Flexservice biedt software aan voor de uitzendbranche. In dit kader heeft zij Netrom ingeschakeld voor de ontwikkeling van de door haar te exploiteren software. De ontwikkeling van de software gebeurde volgens de agile/scrum methode, waarbij in korte sprints deelopleveringen plaatsvinden die tussentijds getest worden (rechtsoverweging 4.27). Bij ontwikkeling volgens deze methode wordt geen vast eindresultaat afgesproken (watervalmethode), maar steeds een pakket aan (man)uren ingekocht die de afnemer naar zijn voorkeuren kan inzetten voor de ontwikkeling van bepaalde functionaliteit(en).

In het kader van de ontwikkeling van de software had Netrom een no cure no pay garantie afgegeven:

“NetRom biedt op al haar dienstverlening volledige no-cure-no-pay garantie. Dit houdt o.a. in dat Flexservice op vooraf bepaalde momenten (milestones) acceptatietests uitvoert om zichzelf ervan te overtuigen dat aan al haar verwachtingen voldaan wordt.”

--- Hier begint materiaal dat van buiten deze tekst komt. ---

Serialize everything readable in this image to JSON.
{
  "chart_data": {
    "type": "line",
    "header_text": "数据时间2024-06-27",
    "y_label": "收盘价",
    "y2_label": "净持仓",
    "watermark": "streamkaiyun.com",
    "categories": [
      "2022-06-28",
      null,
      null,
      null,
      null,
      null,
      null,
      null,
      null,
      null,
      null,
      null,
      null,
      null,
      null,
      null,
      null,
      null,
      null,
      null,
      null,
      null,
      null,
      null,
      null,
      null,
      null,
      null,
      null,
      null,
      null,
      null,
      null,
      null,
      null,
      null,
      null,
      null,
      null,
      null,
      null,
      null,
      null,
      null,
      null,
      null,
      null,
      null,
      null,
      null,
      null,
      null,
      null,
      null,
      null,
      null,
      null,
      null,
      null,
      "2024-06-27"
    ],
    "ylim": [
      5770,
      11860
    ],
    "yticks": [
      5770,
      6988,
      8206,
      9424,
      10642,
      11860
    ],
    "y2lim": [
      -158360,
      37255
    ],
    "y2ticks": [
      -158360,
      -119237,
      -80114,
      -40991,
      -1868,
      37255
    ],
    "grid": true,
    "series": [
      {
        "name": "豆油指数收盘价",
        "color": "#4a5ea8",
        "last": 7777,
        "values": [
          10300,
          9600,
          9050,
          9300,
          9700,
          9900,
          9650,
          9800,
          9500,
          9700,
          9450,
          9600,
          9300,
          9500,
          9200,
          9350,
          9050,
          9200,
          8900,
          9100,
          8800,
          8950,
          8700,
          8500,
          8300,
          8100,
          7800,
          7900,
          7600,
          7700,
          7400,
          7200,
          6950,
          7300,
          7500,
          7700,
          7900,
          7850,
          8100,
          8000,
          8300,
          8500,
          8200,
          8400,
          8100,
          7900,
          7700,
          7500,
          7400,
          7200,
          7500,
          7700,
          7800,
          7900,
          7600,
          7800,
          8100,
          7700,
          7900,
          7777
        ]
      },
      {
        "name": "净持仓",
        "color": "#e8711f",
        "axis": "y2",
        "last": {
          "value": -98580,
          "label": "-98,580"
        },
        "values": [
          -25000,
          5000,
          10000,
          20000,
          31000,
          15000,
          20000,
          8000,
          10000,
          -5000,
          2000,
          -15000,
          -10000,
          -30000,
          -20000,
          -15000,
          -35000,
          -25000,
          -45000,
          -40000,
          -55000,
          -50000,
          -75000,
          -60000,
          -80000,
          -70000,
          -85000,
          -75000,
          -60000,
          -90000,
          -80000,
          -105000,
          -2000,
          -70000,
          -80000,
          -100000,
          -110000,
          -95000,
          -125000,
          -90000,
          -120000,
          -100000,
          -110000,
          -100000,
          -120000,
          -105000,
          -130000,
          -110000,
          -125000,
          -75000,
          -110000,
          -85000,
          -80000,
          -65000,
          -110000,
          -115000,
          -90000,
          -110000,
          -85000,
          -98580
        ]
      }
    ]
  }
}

Eind 2012 stopt Flexservice met het betalen van facturen (totaal: EUR 82.647,84). Flexservice stelt zich hierbij op het standpunt dat de dan opgeleverde software niet werkt zoals zij op grond van de overeenkomst mocht verwachten. Flexservice is van mening dat er een resultaatsverbintenis is overeengekomen, hetgeen zou volgen uit de no cure no pay afspraak tussen partijen (rechtsoverweging 4.19).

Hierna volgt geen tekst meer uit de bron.